Every family has a “Crazy Aunt.” You know what I’m talking about, the one that seems to come from a different stock.
Well, I claimed my 72-year-old crazy aunt at 3 am on a train with everything she owned one morning.
Aunt Susie was the middle child of five born into a hardworking Irish/Swedish Chicago family in 1943. Her parents (my grandparents) held high standards and had high expectations for their children. Work hard, go to school, and have a steady job. Aunt Susie accomplished none of these goals.
Mind you – I loved her. She was my Godmother and as a child always made me feel special. Aunt Susie would send notes or write poems for special occasions instead of sending gifts. Every birthday she would call and sing “happy birthday” to me. I only saw the good in her. However, there was a dark side. She was easy to like, but hard to love.

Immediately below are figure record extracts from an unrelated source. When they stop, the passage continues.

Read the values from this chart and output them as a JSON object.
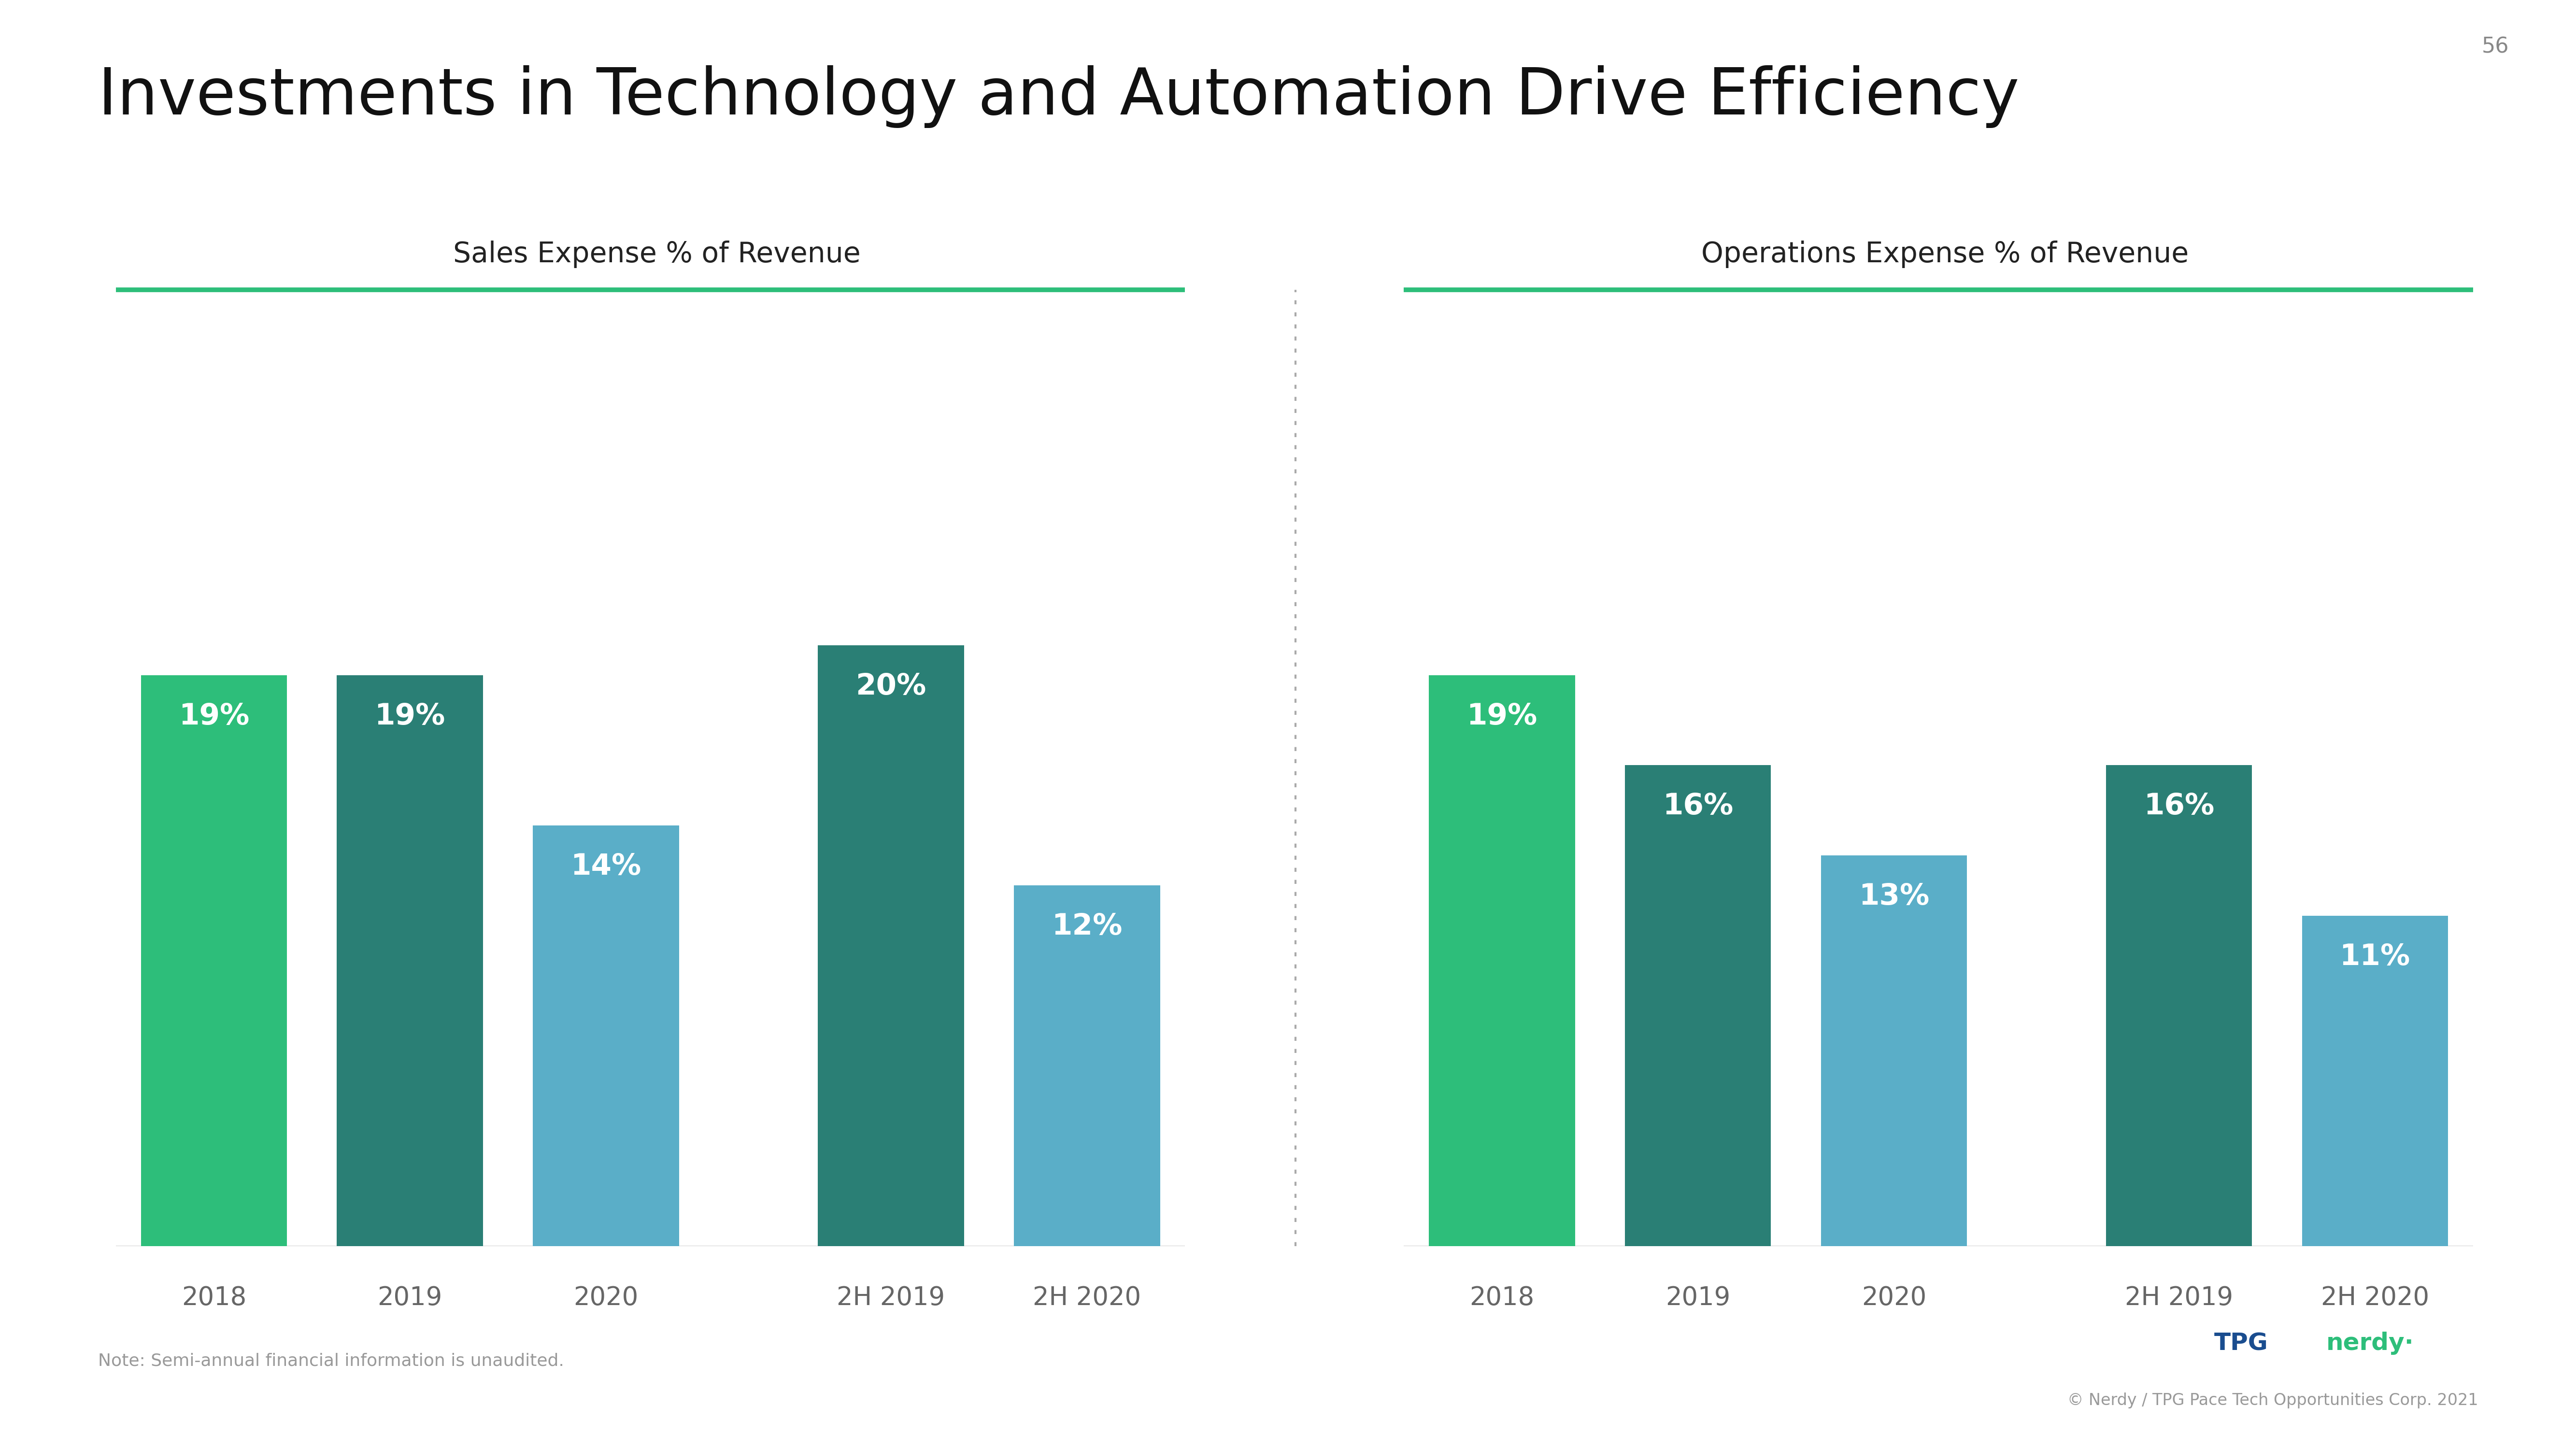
{
  "title": "Investments in Technology and Automation Drive Efficiency",
  "page_number": "56",
  "left_chart_title": "Sales Expense % of Revenue",
  "right_chart_title": "Operations Expense % of Revenue",
  "left_values": [
    19,
    19,
    14,
    20,
    12
  ],
  "right_values": [
    19,
    16,
    13,
    16,
    11
  ],
  "left_colors": [
    "#2dbe7a",
    "#2a7f75",
    "#5aaec8",
    "#2a7f75",
    "#5aaec8"
  ],
  "right_colors": [
    "#2dbe7a",
    "#2a7f75",
    "#5aaec8",
    "#2a7f75",
    "#5aaec8"
  ],
  "bar_labels_left": [
    "19%",
    "19%",
    "14%",
    "20%",
    "12%"
  ],
  "bar_labels_right": [
    "19%",
    "16%",
    "13%",
    "16%",
    "11%"
  ],
  "x_labels_left": [
    "2018",
    "2019",
    "2020",
    "2H 2019",
    "2H 2020"
  ],
  "x_labels_right": [
    "2018",
    "2019",
    "2020",
    "2H 2019",
    "2H 2020"
  ],
  "note": "Note: Semi-annual financial information is unaudited.",
  "footer": "© Nerdy / TPG Pace Tech Opportunities Corp. 2021",
  "green_line_color": "#2dbe7a",
  "background_color": "#ffffff",
  "title_fontsize": 96,
  "subtitle_fontsize": 42,
  "bar_label_fontsize": 44,
  "axis_label_fontsize": 38,
  "note_fontsize": 26,
  "footer_fontsize": 24
}
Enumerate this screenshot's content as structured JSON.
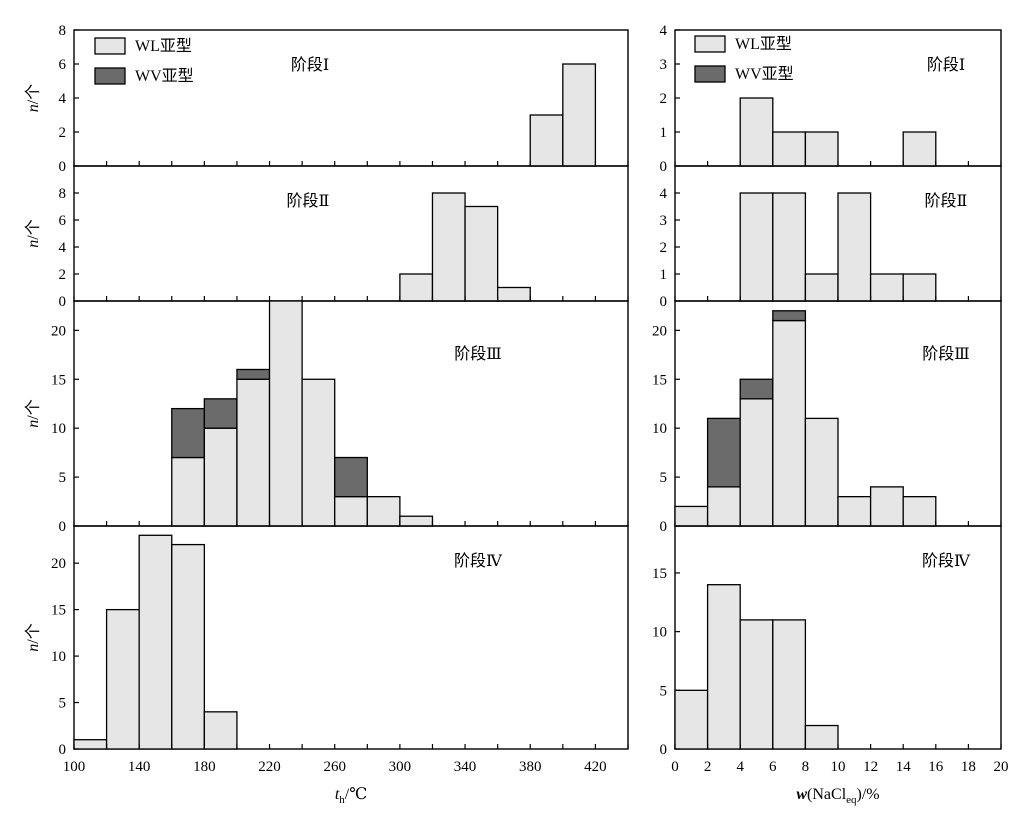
{
  "figure": {
    "colors": {
      "wl": "#e6e6e6",
      "wv": "#6b6b6b",
      "stroke": "#000000"
    },
    "legend": {
      "wl": "WL亚型",
      "wv": "WV亚型"
    },
    "ylabel": {
      "var": "n",
      "unit": "/个"
    }
  },
  "chart_data": [
    {
      "type": "bar",
      "panel": "left",
      "title": "阶段Ⅰ",
      "xlim": [
        100,
        440
      ],
      "ylim": [
        0,
        8
      ],
      "yticks": [
        0,
        2,
        4,
        6,
        8
      ],
      "bin_edges": [
        380,
        400,
        420
      ],
      "series": [
        {
          "name": "WL亚型",
          "values": [
            3,
            6
          ]
        },
        {
          "name": "WV亚型",
          "values": [
            0,
            0
          ]
        }
      ]
    },
    {
      "type": "bar",
      "panel": "left",
      "title": "阶段Ⅱ",
      "xlim": [
        100,
        440
      ],
      "ylim": [
        0,
        10
      ],
      "yticks": [
        0,
        2,
        4,
        6,
        8
      ],
      "bin_edges": [
        300,
        320,
        340,
        360,
        380
      ],
      "series": [
        {
          "name": "WL亚型",
          "values": [
            2,
            8,
            7,
            1
          ]
        },
        {
          "name": "WV亚型",
          "values": [
            0,
            0,
            0,
            0
          ]
        }
      ]
    },
    {
      "type": "bar",
      "panel": "left",
      "title": "阶段Ⅲ",
      "xlim": [
        100,
        440
      ],
      "ylim": [
        0,
        23
      ],
      "yticks": [
        0,
        5,
        10,
        15,
        20
      ],
      "bin_edges": [
        160,
        180,
        200,
        220,
        240,
        260,
        280,
        300,
        320
      ],
      "series": [
        {
          "name": "WL亚型",
          "values": [
            7,
            10,
            15,
            23,
            15,
            3,
            3,
            1
          ]
        },
        {
          "name": "WV亚型",
          "values": [
            5,
            3,
            1,
            0,
            0,
            4,
            0,
            0
          ]
        }
      ]
    },
    {
      "type": "bar",
      "panel": "left",
      "title": "阶段Ⅳ",
      "xlim": [
        100,
        440
      ],
      "ylim": [
        0,
        24
      ],
      "yticks": [
        0,
        5,
        10,
        15,
        20
      ],
      "xticks": [
        100,
        140,
        180,
        220,
        260,
        300,
        340,
        380,
        420
      ],
      "xlabel": {
        "var": "t",
        "sub": "h",
        "unit": "/℃"
      },
      "bin_edges": [
        100,
        120,
        140,
        160,
        180,
        200
      ],
      "series": [
        {
          "name": "WL亚型",
          "values": [
            1,
            15,
            23,
            22,
            4
          ]
        },
        {
          "name": "WV亚型",
          "values": [
            0,
            0,
            0,
            0,
            0
          ]
        }
      ]
    },
    {
      "type": "bar",
      "panel": "right",
      "title": "阶段Ⅰ",
      "xlim": [
        0,
        20
      ],
      "ylim": [
        0,
        4
      ],
      "yticks": [
        0,
        1,
        2,
        3,
        4
      ],
      "bin_edges": [
        4,
        6,
        8,
        10,
        12,
        14,
        16
      ],
      "series": [
        {
          "name": "WL亚型",
          "values": [
            2,
            1,
            1,
            0,
            0,
            1
          ]
        },
        {
          "name": "WV亚型",
          "values": [
            0,
            0,
            0,
            0,
            0,
            0
          ]
        }
      ]
    },
    {
      "type": "bar",
      "panel": "right",
      "title": "阶段Ⅱ",
      "xlim": [
        0,
        20
      ],
      "ylim": [
        0,
        5
      ],
      "yticks": [
        0,
        1,
        2,
        3,
        4
      ],
      "bin_edges": [
        4,
        6,
        8,
        10,
        12,
        14,
        16
      ],
      "series": [
        {
          "name": "WL亚型",
          "values": [
            4,
            4,
            1,
            4,
            1,
            1
          ]
        },
        {
          "name": "WV亚型",
          "values": [
            0,
            0,
            0,
            0,
            0,
            0
          ]
        }
      ]
    },
    {
      "type": "bar",
      "panel": "right",
      "title": "阶段Ⅲ",
      "xlim": [
        0,
        20
      ],
      "ylim": [
        0,
        23
      ],
      "yticks": [
        0,
        5,
        10,
        15,
        20
      ],
      "bin_edges": [
        0,
        2,
        4,
        6,
        8,
        10,
        12,
        14,
        16
      ],
      "series": [
        {
          "name": "WL亚型",
          "values": [
            2,
            4,
            13,
            21,
            11,
            3,
            4,
            3
          ]
        },
        {
          "name": "WV亚型",
          "values": [
            0,
            7,
            2,
            1,
            0,
            0,
            0,
            0
          ]
        }
      ]
    },
    {
      "type": "bar",
      "panel": "right",
      "title": "阶段Ⅳ",
      "xlim": [
        0,
        20
      ],
      "ylim": [
        0,
        19
      ],
      "yticks": [
        0,
        5,
        10,
        15
      ],
      "xticks": [
        0,
        2,
        4,
        6,
        8,
        10,
        12,
        14,
        16,
        18,
        20
      ],
      "xlabel": {
        "var": "w",
        "prefix": "(NaCl",
        "sub": "eq",
        "suffix": ")/%"
      },
      "bin_edges": [
        0,
        2,
        4,
        6,
        8,
        10
      ],
      "series": [
        {
          "name": "WL亚型",
          "values": [
            5,
            14,
            11,
            11,
            2
          ]
        },
        {
          "name": "WV亚型",
          "values": [
            0,
            0,
            0,
            0,
            0
          ]
        }
      ]
    }
  ]
}
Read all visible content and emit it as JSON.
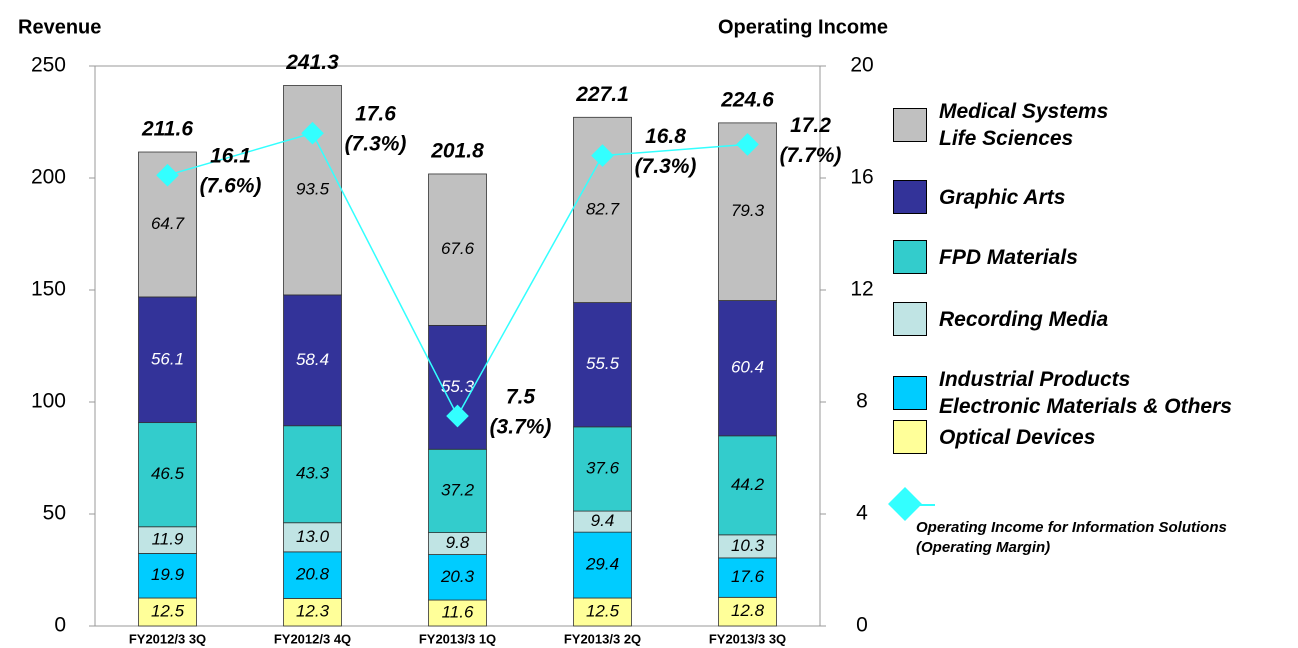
{
  "chart_data": {
    "type": "stacked-bar-line",
    "ylabel": "Revenue",
    "y2label": "Operating Income",
    "categories": [
      "FY2012/3 3Q",
      "FY2012/3 4Q",
      "FY2013/3 1Q",
      "FY2013/3 2Q",
      "FY2013/3 3Q"
    ],
    "series": [
      {
        "name": "Optical Devices",
        "color": "#ffff99",
        "label_color": "#000000",
        "values": [
          12.5,
          12.3,
          11.6,
          12.5,
          12.8
        ]
      },
      {
        "name": "Industrial Products\nElectronic Materials & Others",
        "color": "#00ccff",
        "label_color": "#000000",
        "values": [
          19.9,
          20.8,
          20.3,
          29.4,
          17.6
        ]
      },
      {
        "name": "Recording Media",
        "color": "#c0e4e4",
        "label_color": "#000000",
        "values": [
          11.9,
          13.0,
          9.8,
          9.4,
          10.3
        ],
        "value_labels": [
          "11.9",
          "13.0",
          "9.8",
          "9.4",
          "10.3"
        ]
      },
      {
        "name": "FPD Materials",
        "color": "#33cccc",
        "label_color": "#000000",
        "values": [
          46.5,
          43.3,
          37.2,
          37.6,
          44.2
        ]
      },
      {
        "name": "Graphic Arts",
        "color": "#333399",
        "label_color": "#ffffff",
        "values": [
          56.1,
          58.4,
          55.3,
          55.5,
          60.4
        ]
      },
      {
        "name": "Medical Systems\nLife Sciences",
        "color": "#c0c0c0",
        "label_color": "#000000",
        "values": [
          64.7,
          93.5,
          67.6,
          82.7,
          79.3
        ]
      },
      {
        "name": "Operating Income for Information Solutions\n(Operating Margin)",
        "color": "#33ffff",
        "axis": "y2",
        "type": "line",
        "values": [
          16.1,
          17.6,
          7.5,
          16.8,
          17.2
        ],
        "margins": [
          "(7.6%)",
          "(7.3%)",
          "(3.7%)",
          "(7.3%)",
          "(7.7%)"
        ]
      }
    ],
    "totals": [
      211.6,
      241.3,
      201.8,
      227.1,
      224.6
    ],
    "ylim": [
      0,
      250
    ],
    "yticks": [
      0,
      50,
      100,
      150,
      200,
      250
    ],
    "y2lim": [
      0,
      20
    ],
    "y2ticks": [
      0,
      4,
      8,
      12,
      16,
      20
    ]
  }
}
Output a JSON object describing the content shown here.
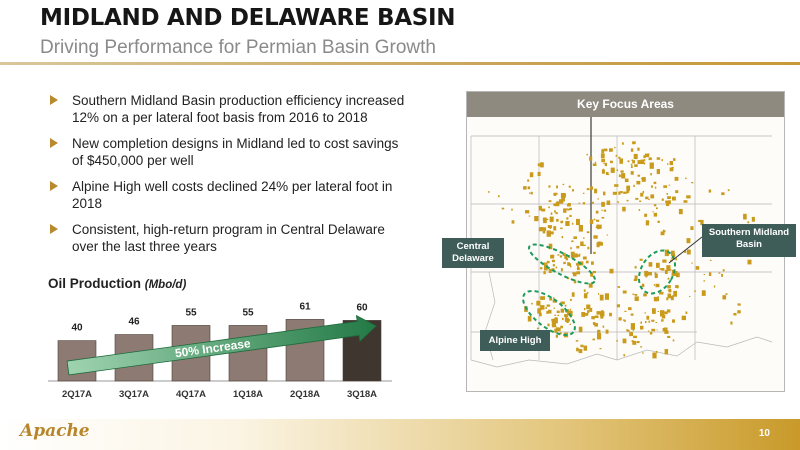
{
  "header": {
    "title": "MIDLAND AND DELAWARE BASIN",
    "subtitle": "Driving Performance for Permian Basin Growth"
  },
  "bullets": [
    "Southern Midland Basin production efficiency increased 12% on a per lateral foot basis from 2016 to 2018",
    "New completion designs in Midland led to cost savings of $450,000 per well",
    "Alpine High well costs declined 24% per lateral foot in 2018",
    "Consistent, high-return program in Central Delaware over the last three years"
  ],
  "chart": {
    "title": "Oil Production",
    "unit": "(Mbo/d)",
    "arrow_label": "50% Increase"
  },
  "chart_data": {
    "type": "bar",
    "title": "Oil Production (Mbo/d)",
    "categories": [
      "2Q17A",
      "3Q17A",
      "4Q17A",
      "1Q18A",
      "2Q18A",
      "3Q18A"
    ],
    "values": [
      40,
      46,
      55,
      55,
      61,
      60
    ],
    "ylim": [
      0,
      70
    ],
    "grid": false,
    "colors": {
      "bar_fill": "#8d7a72",
      "bar_last_fill": "#3f362f",
      "bar_stroke": "#4a3f38",
      "arrow_fill": "#2f8f55"
    }
  },
  "map": {
    "header": "Key Focus Areas",
    "labels": {
      "central_delaware": "Central Delaware",
      "southern_midland": "Southern Midland Basin",
      "alpine_high": "Alpine High"
    },
    "colors": {
      "acreage": "#c99a1c",
      "label_box": "#3e5d59",
      "focus_ellipse": "#1f9c5c"
    }
  },
  "footer": {
    "logo": "Apache",
    "page_number": "10"
  }
}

Married and divorced three times (that we know of) she did not provide a stable upbringing for her children.
She stole, lied, and pretty much disregarded the ten commandments. As she grew older, she lived alone off a stipend from her last husband. Her health declined and she shunned family and friends. Aunt Susie became a hoarder.
Her younger brother, Brian, found her. He is the one that put her on that train to Arkansas. I was her last stop. We placed Aunt Susie into assisted living. I had no health records for her, but later discovered she had COPD, bipolar schizophrenia, and alcoholism. She did not like her oxygen tank and only used it “when she needed it.” She hid cigarettes and did not take her medications.
Over the next few months, I saw firsthand the dark side of this once glowing woman.
As her health quickly declined, she became bound to a wheelchair, incontinent, and downright mean. Then she had a big fall.
In the intensive care unit, the staff had to secure her to the bed. The trauma to her head did not help her already fragile mental state. She screamed and shouted obscenities while pulling on her restraints. This went on for what seemed hours. My mother, Aunt Susie’s older sister, could not handle the noise and left to go to the hospital’s chapel.
I stayed and prayed the Divine Mercy chaplet for her at 3 pm.
Upon completing the prayer Aunt Susie’s demeanor changed. Her face, glowing with a joy I hadn’t seen in years, looked up. She turned to me and stated, “I feel so much love here! I’m so happy!” Then she dropped her head for the last time.
This experience taught me that Jesus Christ truly loves us. We are all children of God and live varied lives. Our paths to heaven look very different. We must remember that Christ Jesus is the victorious one and wants to share His victory with us.
1 Cor 15:57
“But thanks be to God, who gives us the victory through our Lord Jesus Christ.”